Lola and Oliver want to play too! 
Monica graciously had us over for a play date on a rainy day, which my dogs loved. I do think my little ones will be much better suited for an outdoor play date. As Lola was redecorating anything at mouth level such as hand painted wooden decorations and pulling berrries off a silk plant! Oliver was most interested in the poor cat! 
Monica if you'll have us back, were in!


----------



## TilliesMom (Sep 30, 2010)

yay!!


----------



## Kathie (Jul 31, 2008)

TilliesMom said:


> ha ha, I'll give it a try Kathie! my profile seem so to be frozen or something, I have tried countless times to change my little picture in the corner and it NEVER will take it... I'll try to add a signature...


In user CP go to "options and settings" and then "edit my signature". I hope that will work for you!


----------



## TilliesMom (Sep 30, 2010)

thanks!
I did that, but for some reason it will NOT post a pic no matter how many times I upload it... can't change my avatar pic nor add a pic to my signature... sigh...


----------



## MopTop Havanese (Sep 25, 2006)

Let me know when and where and if we are available I would love to come hang out!


----------



## My2Havs (Jun 5, 2009)

Your post was funny Andria, your pups were no trouble at all, just normal curiosity. As were mine when they couldn't take their eyes off your bird for a minute at your house!

Anyway, what I thought I would do is just have a few of you over first that live the closest (I already PM'd you) to see how it goes with all the dogs, especially mine. We used to have playdates all the time with at least 6+ dogs but since we moved here from Santa Rosa 2-1/2 years ago,we've only had one or two visiting dogs at a time. If that works out, we can plan another one mid March, early April when the weather is more predictable so people further away can plan on coming too.

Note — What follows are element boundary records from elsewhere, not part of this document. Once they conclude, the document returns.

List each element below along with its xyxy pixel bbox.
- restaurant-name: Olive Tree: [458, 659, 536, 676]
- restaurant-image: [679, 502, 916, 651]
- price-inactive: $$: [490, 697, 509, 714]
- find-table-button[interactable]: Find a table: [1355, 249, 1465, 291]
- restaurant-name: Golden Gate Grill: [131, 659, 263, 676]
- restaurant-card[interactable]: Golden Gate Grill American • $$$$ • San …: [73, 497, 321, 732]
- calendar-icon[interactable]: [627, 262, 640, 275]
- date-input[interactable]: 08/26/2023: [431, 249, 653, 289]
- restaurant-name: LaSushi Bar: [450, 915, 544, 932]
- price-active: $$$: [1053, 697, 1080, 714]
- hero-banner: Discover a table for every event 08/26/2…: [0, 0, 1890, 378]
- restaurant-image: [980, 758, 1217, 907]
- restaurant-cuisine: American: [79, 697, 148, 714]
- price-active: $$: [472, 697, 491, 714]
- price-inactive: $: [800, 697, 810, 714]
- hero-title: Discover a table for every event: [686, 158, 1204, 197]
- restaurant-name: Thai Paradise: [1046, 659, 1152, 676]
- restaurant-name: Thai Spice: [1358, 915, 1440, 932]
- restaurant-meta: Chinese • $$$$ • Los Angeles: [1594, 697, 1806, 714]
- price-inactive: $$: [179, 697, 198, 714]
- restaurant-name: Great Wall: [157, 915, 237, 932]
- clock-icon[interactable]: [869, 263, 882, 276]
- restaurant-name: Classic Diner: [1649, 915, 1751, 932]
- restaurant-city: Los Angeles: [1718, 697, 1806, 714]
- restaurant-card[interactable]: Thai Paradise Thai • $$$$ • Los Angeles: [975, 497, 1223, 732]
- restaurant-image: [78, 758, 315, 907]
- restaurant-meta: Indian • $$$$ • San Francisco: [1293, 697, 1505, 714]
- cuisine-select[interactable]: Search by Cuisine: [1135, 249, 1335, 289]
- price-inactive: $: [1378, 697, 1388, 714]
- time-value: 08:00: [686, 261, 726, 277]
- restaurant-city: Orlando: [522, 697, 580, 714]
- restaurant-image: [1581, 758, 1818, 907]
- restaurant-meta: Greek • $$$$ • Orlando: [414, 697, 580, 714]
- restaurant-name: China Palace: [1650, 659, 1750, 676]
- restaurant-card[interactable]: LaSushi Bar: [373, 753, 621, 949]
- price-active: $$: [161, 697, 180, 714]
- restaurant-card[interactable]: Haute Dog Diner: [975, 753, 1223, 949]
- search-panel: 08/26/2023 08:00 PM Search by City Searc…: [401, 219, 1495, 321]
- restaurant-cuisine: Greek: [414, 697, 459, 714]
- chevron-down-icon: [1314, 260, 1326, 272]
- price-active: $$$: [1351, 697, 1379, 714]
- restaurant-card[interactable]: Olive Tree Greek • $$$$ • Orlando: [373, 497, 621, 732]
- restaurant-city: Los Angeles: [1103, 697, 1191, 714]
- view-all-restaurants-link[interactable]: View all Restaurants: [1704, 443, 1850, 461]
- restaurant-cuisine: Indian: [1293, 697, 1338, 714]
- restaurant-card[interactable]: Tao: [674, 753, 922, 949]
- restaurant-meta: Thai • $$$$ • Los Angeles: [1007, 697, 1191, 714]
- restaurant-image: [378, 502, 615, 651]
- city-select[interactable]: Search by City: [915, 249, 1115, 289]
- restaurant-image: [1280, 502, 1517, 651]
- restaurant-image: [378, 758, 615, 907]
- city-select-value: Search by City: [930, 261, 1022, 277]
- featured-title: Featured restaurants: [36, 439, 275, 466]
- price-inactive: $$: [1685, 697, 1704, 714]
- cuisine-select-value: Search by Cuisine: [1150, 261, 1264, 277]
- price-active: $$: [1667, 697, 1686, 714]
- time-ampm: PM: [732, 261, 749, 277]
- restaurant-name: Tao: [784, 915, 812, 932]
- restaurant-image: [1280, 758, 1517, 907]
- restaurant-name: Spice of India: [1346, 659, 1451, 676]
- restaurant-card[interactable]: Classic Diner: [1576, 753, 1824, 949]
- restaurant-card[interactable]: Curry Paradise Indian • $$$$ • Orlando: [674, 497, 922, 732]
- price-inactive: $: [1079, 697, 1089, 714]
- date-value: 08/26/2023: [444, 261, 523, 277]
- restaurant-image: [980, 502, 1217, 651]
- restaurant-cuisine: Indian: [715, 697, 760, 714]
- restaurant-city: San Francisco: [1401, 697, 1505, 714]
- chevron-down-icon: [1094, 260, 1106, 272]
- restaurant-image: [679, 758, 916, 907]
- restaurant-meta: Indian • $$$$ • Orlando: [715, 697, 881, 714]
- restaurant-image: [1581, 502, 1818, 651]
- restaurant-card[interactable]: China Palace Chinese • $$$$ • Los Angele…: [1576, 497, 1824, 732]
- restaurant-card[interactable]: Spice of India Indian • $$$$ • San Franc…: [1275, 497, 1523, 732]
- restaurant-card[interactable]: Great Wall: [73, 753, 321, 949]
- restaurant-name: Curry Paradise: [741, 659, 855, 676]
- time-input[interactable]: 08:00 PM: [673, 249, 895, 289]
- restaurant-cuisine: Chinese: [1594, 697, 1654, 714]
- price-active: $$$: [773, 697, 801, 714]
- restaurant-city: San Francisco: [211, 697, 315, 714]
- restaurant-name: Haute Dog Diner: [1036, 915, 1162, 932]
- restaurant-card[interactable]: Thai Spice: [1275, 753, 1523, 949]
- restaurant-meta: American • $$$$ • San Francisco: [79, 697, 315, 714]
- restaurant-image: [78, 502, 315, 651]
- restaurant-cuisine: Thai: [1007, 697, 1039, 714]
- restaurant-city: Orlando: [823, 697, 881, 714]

I'll let you all know how it goes ... Monica
:bump:


----------



## Lolapop (Jul 1, 2010)

I just got in from our first trip to the Folsom Dog Park. It was a success, Lola and Oliver loved it! It was very secure, with a double gate entrance to prevent escapes. Small dogs have their own side with plenty of space to run. 
FIDO FIELD (at Cummings Family Park) 1775 Creekside Dr. Folsom, CA.
This might be an easy location for a large group to meet up. Any opinions?


----------



## holt24 (Jan 21, 2011)

I am in Lodi Drake and Izzy have been to dog parks and do fine, I haven't taken Vana yet, the weather has been too wet- we still have to master walking to the mailbox and back w/3 on a leash;/ sounds fun though- would my schnauzers be welcome - a dog park instead of a backyard would allow for more dogs. Since most of you suffer from mhs or atleast mds d-dog, in my case


----------



## MopTop Havanese (Sep 25, 2006)

Lincoln also has an awesome dark park- w/a nice seperate area for the small dogs. I have been there a few times. Just another option!


----------



## Cristina76 (Jan 7, 2007)

Andria I go to the dog park on Creekside Dr often when the weather is good... You should let me know next time you go (on the weekends) and I can bring my Boy's to play..


----------



## Lolapop (Jul 1, 2010)

Jenny, definitely you could bring your Schnauzers. You sound ambitious, I was a little nervous about managing my two at the park but the little angels were on good behavior, and so were the other visitors so it was pleasant.
Katie, great to hear about the park in Lincoln. It's good to know what the options are. 
Cristina, I wonder if you live in my town? I will PM you and see if we can play one of these weekends. 
If anyone else has ideas for a location, let us know.


----------



## Cristina76 (Jan 7, 2007)

I live near Placerville... abt 15 min from Folsom.


----------